Since I don’t get hung up on lyrics, I’ve been surprised that one song scaling the charts makes me bristle whenever I hear it, which unfortunately, seems to be every time I touch any of my radio presets.

Gonna wear that dress you like, skin-tight

Do my hair up real, real nice

And syncopate my skin to your heart beating

Cause I just wanna look good for you, good for you

I just wanna look good for you, good for you

Let me show you how proud I am to be yours

Leave this dress a mess on the floor

And still look good for you, good for you

–“Good For You” by Selena Gomez

How is it that I can shrug off songs about partying and promiscuity, but I get upset about this? Because while those other songs may not promote great ideas, at least they depict the singer as self-assured.

If I place myself in the role of the singer, “I just want to look good for you” implies the following:

– None of the effort I’m putting forth is for myself.

– How I look matters a whole hell of a lot to you, and I’m not only going to accept that, but I’m also going to cater to it.

– What I think about how I look and how I present myself isn’t nearly as important as what you think because—and here’s the real kicker—maybe I’m just not enough as I am.

For the rest of her life, my 5-year-old daughter will be bombarded with messages and opinions, sometimes really unhealthy ones, about what constitutes beauty. She already loves getting dressed up in frilly clothes and pretending she’s older than she is, and I’m OK with that as long as she maintains her feisty attitude and willingness to pair her frilliest princess dress and tiara with bedhead hair, jelly-smeared lips, and the dirt and Band-Aids that come from climbing trees and playing in the mud. If she sees getting dolled up as pure fun rather than a feminine expectation and the dress-up play isn’t limiting her other activities, I think she should have at it.

In contrast, the Selena Gomez song encourages molding yourself to fit someone else’s ideal. The lyrics paint a picture of the singer as an ornamental entity and place such importance on what others think of how she looks that it de-emphasizes the value and worth of her own opinion. It suggests that her desires, thoughts and ventures aren’t enough and that she needs to look to another person to direct and then validate her efforts.
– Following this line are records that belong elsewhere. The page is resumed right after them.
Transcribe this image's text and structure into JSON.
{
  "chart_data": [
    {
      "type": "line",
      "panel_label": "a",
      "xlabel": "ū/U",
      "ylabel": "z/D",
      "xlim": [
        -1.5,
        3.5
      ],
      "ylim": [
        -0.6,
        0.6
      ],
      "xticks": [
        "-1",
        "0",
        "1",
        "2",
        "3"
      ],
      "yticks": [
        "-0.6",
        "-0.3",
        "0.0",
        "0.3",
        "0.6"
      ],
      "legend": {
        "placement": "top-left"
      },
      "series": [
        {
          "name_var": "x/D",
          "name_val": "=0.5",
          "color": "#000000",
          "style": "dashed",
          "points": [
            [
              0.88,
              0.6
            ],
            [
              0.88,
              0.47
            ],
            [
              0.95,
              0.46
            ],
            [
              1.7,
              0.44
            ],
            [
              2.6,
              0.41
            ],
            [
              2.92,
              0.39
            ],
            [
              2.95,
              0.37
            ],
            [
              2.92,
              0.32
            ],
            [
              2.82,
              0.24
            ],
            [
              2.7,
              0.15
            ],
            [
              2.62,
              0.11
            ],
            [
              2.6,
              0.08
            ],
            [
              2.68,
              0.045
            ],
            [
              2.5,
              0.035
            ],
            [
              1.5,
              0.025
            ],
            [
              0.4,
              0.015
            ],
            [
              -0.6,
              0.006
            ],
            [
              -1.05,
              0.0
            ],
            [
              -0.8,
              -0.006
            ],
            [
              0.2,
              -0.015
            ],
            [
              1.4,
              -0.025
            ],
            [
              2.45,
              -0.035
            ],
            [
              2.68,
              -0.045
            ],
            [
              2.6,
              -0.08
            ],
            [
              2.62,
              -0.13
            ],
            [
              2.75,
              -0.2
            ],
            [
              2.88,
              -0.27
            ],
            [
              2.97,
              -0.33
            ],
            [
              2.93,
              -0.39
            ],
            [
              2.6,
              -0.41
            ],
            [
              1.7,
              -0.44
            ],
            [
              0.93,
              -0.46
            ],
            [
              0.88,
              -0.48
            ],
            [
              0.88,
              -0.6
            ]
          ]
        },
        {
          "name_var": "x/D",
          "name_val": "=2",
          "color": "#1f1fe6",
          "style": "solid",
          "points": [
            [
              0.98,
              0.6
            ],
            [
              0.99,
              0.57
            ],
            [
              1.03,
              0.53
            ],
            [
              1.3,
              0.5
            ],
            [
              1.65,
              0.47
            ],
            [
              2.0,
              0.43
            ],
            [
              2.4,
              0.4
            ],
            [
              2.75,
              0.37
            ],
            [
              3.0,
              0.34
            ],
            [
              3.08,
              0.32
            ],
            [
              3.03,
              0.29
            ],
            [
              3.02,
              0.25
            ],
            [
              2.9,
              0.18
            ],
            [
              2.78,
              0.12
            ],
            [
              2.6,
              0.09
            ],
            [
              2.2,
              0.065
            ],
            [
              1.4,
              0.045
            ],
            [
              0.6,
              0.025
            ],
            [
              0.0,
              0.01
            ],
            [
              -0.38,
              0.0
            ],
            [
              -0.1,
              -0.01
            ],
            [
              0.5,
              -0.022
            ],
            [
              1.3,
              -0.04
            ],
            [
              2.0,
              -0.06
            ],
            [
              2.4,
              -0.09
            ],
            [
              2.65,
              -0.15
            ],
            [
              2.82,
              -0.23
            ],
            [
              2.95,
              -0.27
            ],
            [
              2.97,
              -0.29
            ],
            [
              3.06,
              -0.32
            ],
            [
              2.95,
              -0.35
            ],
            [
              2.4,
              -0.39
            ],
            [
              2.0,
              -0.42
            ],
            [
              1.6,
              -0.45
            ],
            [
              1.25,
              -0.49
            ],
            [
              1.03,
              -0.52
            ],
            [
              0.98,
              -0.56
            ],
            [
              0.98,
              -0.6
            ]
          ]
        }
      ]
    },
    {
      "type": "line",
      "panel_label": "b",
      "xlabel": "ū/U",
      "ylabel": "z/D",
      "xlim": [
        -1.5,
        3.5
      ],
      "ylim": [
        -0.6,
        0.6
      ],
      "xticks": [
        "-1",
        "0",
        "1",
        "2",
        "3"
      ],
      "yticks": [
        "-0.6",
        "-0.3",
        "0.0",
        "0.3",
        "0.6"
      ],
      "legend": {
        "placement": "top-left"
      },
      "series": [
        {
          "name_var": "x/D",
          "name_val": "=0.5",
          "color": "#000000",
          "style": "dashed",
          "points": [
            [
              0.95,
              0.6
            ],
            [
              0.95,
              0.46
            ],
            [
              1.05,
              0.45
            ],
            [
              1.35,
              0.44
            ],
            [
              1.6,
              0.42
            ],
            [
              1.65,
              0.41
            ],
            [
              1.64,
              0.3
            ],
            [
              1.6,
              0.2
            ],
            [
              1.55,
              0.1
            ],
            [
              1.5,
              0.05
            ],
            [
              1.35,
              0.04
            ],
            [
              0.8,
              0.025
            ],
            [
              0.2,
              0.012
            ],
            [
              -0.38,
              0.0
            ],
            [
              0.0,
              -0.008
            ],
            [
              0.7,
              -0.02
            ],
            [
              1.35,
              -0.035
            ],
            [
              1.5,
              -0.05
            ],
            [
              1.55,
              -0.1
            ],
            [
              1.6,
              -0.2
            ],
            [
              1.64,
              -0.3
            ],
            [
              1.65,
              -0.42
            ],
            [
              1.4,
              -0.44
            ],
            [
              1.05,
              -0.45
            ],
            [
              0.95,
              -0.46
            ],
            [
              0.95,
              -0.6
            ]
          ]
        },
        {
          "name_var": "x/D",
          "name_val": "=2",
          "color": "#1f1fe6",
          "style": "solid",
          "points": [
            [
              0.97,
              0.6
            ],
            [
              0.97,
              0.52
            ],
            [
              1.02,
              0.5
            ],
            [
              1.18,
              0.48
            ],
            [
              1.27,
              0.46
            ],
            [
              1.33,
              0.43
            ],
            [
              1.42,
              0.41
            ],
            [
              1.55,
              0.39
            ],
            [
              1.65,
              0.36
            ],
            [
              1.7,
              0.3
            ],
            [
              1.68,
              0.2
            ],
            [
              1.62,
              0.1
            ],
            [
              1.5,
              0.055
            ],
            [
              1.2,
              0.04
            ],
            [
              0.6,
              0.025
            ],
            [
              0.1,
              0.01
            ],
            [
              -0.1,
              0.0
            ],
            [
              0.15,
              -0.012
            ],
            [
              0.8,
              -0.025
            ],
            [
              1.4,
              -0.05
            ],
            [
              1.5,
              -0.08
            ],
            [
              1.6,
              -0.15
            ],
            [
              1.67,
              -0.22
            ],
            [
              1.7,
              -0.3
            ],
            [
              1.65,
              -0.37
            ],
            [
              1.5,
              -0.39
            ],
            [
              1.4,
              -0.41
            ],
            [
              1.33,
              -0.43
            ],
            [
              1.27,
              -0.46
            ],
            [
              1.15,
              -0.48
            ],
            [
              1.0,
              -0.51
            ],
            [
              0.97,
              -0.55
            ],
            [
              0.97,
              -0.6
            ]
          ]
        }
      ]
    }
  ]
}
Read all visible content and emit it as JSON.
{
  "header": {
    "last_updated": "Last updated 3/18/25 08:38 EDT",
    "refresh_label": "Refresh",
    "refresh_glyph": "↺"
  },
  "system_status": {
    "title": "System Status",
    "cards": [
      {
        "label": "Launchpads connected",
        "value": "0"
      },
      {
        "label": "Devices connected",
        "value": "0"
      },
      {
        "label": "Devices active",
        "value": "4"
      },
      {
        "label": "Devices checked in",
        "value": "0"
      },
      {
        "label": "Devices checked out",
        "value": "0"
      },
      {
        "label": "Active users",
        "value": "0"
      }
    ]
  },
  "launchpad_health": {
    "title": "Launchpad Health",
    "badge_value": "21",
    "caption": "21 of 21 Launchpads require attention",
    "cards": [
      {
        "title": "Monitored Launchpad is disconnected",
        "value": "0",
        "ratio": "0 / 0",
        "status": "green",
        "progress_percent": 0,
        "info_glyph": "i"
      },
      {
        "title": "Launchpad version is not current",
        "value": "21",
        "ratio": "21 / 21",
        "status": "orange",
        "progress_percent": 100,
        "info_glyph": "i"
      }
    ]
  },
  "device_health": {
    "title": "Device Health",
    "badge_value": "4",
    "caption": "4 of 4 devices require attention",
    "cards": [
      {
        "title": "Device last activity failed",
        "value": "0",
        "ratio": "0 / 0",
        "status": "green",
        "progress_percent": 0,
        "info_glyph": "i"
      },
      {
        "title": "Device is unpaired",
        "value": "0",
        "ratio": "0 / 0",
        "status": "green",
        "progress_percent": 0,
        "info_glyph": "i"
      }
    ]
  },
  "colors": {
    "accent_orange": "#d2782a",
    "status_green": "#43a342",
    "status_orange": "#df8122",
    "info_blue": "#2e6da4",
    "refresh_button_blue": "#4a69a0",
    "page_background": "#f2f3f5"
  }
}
To me, the repeated refrain of “just wanna look good for you” sounds a lot like the singer is really crooning, “my own opinion is subpar and doesn’t count.”

This concept, so prevalent in media today that I had to hear it sung in my daughter’s high-pitched voice before it really sunk in, is not a belief I want my kids to internalize. I’m not boycotting Selena Gomez, and I’m sure her concern was probably just to make a hit song. My concern, however, is to make strong children who are confident enough in their own skin that they only change their appearance when it truly suits them to do so.

So what’s the takeaway? For me, it’s the need to notice and question demoralizing messages and teach my kids to do so too. I want them to understand that self-confidence is more powerful than physical beauty.

I want my daughter to learn that if she chooses to invest energy in her appearance, it should be for her own enjoyment, and anyone else who derives pleasure from it is happy collateral. I hope she will question the character of anyone, friend or romantic interest, who thinks she needs to be something other than what she already is in order to be appealing. And I hope my son will grow into the kind of man who thinks a woman who is confident, bold and true to herself is the sexiest kind of woman there is.